Ich glaube nicht, dass Russland bei diesen Bombardements ausschließlich mitmacht, um die gesamte Region wiederzuerobern. Die russischen Bombardements sollen kurzfristig den Druck auf die Türkei erhöhen, damit die Türkei verstärkt HTS bekämpft, und auch damit neuerliche Verhandlungen beginnen können. Russland möchte perspektivisch seine Truppen in Syrien deutlich verringern. Denn der Einsatz ist teuer und in Russland nicht überall beliebt.

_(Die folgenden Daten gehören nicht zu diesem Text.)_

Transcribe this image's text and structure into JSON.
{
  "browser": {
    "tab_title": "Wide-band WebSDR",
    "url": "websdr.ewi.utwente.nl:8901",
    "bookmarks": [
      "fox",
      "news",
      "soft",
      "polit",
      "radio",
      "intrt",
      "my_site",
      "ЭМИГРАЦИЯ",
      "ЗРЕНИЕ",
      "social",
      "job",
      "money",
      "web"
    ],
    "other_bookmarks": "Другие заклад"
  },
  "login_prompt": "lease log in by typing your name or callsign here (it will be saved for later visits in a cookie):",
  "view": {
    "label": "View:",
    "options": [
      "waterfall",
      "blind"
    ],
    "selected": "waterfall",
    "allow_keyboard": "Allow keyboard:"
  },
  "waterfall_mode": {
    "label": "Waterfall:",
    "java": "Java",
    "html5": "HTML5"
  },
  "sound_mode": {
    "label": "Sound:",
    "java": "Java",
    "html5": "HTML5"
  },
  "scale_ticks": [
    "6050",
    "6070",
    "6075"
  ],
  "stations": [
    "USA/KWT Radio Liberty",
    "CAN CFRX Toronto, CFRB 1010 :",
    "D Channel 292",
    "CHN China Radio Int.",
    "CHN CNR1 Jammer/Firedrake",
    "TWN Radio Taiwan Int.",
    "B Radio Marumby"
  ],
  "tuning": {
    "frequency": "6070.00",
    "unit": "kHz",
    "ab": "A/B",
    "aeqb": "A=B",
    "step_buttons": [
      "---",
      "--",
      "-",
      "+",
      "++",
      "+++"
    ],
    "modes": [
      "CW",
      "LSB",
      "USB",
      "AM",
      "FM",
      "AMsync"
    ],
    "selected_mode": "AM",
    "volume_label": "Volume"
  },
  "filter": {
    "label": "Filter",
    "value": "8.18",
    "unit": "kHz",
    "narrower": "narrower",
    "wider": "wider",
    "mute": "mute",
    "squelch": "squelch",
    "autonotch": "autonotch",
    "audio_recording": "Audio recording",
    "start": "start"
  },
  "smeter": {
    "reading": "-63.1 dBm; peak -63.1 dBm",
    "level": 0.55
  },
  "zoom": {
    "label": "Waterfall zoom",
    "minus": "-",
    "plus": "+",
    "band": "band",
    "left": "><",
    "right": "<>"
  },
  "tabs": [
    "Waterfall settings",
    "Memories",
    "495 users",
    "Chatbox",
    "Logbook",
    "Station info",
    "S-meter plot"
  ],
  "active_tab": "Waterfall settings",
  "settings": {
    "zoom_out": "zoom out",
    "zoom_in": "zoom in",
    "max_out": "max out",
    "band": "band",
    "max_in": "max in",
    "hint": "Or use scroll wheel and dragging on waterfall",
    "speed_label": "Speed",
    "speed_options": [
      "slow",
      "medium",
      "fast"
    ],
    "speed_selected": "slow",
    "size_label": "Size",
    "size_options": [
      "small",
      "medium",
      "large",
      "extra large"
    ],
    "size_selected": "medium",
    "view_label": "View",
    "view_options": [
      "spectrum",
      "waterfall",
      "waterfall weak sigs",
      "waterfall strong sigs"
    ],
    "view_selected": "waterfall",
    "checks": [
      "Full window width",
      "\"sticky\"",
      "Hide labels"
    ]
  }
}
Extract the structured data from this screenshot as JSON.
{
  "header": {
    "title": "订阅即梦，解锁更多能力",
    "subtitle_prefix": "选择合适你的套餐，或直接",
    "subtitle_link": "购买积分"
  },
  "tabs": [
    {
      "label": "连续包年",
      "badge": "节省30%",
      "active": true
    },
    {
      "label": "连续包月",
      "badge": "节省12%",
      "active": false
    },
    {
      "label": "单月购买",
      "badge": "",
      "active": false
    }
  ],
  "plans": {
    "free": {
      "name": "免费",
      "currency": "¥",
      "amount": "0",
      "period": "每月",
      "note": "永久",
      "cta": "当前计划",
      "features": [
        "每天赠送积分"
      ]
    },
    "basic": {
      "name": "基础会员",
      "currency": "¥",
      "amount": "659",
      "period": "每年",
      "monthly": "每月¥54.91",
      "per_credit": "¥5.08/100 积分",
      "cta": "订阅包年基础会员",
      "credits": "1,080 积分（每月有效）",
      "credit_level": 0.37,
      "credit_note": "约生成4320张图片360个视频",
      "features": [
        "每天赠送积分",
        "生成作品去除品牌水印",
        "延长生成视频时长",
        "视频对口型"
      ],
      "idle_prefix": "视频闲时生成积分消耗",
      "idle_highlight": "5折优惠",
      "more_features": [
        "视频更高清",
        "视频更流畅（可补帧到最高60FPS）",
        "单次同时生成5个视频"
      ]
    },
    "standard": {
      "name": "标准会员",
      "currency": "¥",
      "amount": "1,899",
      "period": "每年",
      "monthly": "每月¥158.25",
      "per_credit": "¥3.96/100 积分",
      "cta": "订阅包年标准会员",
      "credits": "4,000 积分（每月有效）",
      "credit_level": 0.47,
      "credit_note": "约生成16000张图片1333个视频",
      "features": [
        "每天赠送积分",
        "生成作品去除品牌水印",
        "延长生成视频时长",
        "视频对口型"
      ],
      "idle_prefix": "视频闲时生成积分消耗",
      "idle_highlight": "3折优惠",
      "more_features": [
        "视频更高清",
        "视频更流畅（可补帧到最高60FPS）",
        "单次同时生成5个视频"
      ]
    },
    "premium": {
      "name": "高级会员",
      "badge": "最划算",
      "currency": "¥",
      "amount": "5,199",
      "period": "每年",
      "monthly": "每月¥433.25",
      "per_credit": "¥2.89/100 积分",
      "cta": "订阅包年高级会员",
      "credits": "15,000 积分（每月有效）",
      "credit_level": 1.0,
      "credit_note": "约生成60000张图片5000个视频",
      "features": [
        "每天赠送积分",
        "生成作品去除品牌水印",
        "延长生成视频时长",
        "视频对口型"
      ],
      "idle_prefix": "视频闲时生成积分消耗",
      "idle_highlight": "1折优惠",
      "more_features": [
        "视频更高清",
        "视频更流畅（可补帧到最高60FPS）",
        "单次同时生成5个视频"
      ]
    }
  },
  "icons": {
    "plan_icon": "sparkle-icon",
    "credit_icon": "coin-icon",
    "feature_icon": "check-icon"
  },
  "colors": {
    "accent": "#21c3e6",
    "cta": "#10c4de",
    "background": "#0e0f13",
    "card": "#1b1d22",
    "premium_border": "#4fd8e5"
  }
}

Ist die Lage in Idlib durch die Stärke der Dschihadisten, der Rebellen und der verschiedenen politischen Interessen also komplexer?

Es ist vielen Akteuren klar, dass Idlib nochmal eine andere Nummer ist im Vergleich zu den anderen bereits eroberten Rebellenhochburgen. Nur mit Bombardements aus der Luft gelingt es nicht diese Region wieder einzunehmen. Das ist aber das, was bisher passiert. Und diese Bombardements sind extrem brutal: Streubombeneinsätze auf Wohngebiete, Bombardements von Schulen, Krankenhäusern, Bäckereien.

Die Leidtragenden sind die Zivilbevölkerung. Kann sich die Bevölkerung dort überhaupt schützen?

Es ist das ganze Programm der verbrannten Erde, was man auch aus den Vorjahren kennt, um den Menschen das Leben wirklich zur Hölle zu machen. Viele Zivilisten - Familien, Kinder und alte Menschen - fliehen in den Norden der Provinz. Damit erhöht sich der Druck auf die Türkei, gegebenenfalls die Grenze zu öffnen oder zumindest humanitäre Hilfe zu leiten. Die Türkei lässt aber die Grenze noch komplett zu. Für das Assad-Regime geht es weiterhin darum, mit massivster Gewalt die Menschen einzuschüchtern. Assads Bodentruppen sind allerdings sehr geschwächt. Eine wirkliche Bodenoffensive würde nur funktionieren, wenn man iranische Spezialkräfte und nicht-syrische, schiitische Milizen dabei hätte, doch das hat man nicht, weil sie wissen, dass viele von ihnen sterben werden.

Syrien Luftangriffe in Idlib
Zivilisten in Idlib können nirgendwo hin fliehen - auch Häuser, Krankenhäuser und Schulen werden bombardiertBild: Getty Images/AFP/O. H. Kadour

Wie geht es dann in Idlib weiter?

Meine kurzfristige Prognose wäre, dass es ein sehr brutaler Abnutzungskrieg wird, bei dem die militärischen Geländegewinne für Assad und Russland nicht allzu groß sind. Seit Ende April, also über drei Monate, bombardieren sie Idlib massiv aus der Luft und haben kaum Gelände eingenommen.

Wie sollte sich der Westen, wie sollten sich die Vereinten Nationen jetzt verhalten?

Das Schicksal der Menschen in Idlib sollte uns auch etwas angehen. Mein Plädoyer lautet, dass man endlich ernsthaft überlegt, welche Lösungen es für diese circa drei Millionen quasi-eingeschlossenen Menschen geben kann.

Bis jetzt haben alle die Achseln gezuckt, nichts getan.

In Europa dominiert aktuell leider ein politischer Diskurs, der sich gegen die Aufnahmebereitschaft von Flüchtlingen, gerade auch aus Syrien, wendet. Dabei muss es sichere Fluchtwege für die Zivilbevölkerung aus Idlib geben. Denn sie werden von oben bombardiert und am Boden von brutalen Gewaltgruppen drangsaliert. Zukünftig werden sie potenziell wieder von Assad und seinem Gewaltapparat beherrscht. Und auf der anderen Seite steht das türkische Militär.

André Bank ist kommissarischer Direktor des GIGA-Instituts für Nahost-Studien in Hamburg.